The COVID-19 challenges that are being reported at Guyana Goldfields (and presumably at other large gold mining operations) will probably manifest themselves to an even greater degree in some of the smaller locally-owned mining camps where the more liberal behavioural norms often allow for less stringent adherence to the protocols associated with social distancing (this of course, is just another way of acknowledging that sex workers too are accepted as bona fide members of those communities) and where, in some, though not all instances, there may well be no formal operating regime addressing the issue of the coronavirus. Mind you, against this backdrop, account should also be taken of the fact that there are no constraints on travel between the coast and the hinterland for workers in the gold-mining sector including those operating at locations worryingly close to the Guyana/Brazil border.
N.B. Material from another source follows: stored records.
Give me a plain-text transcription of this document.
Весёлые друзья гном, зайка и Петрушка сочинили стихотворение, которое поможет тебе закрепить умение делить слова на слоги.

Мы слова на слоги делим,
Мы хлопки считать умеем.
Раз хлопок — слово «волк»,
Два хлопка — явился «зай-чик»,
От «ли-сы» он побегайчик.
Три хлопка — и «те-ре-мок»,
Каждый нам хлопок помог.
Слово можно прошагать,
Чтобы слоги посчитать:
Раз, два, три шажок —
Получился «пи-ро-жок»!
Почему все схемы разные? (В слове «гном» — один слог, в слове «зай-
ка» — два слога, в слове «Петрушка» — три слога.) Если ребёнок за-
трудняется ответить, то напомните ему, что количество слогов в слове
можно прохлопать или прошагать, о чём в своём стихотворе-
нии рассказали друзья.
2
Whether there are any meaningful short-term plans for engagements between government and the mining sector on these issues (and by “meaningful” one does not mean protracted palaver followed by little action or simply tokenistic gestures) is unclear. Frankly, except there exists some carefully concealed “Plan of Action” (in which case there is no reason why it should not be placed in the public domain forthwith) one must assume that no plan exists, at all.

There is, these days, never really any shortage of noises that have to do with the price of gold. Indeed – except one is sadly mistaken – the soundings currently emanating from the GGMC would appear to suggest that its concern is, a priori, with the coincidence between the ‘inconvenience’ of COVID-19, on the one hand and favourable gold prices on the other.

For government as much as for the mining community, the operational inconveniences in the mining sector that have arisen out of the advent of COVID-19 ought to be (if they are not) a poignant reminder of their overwhelming failure of the mining sector and its host communities over the decades.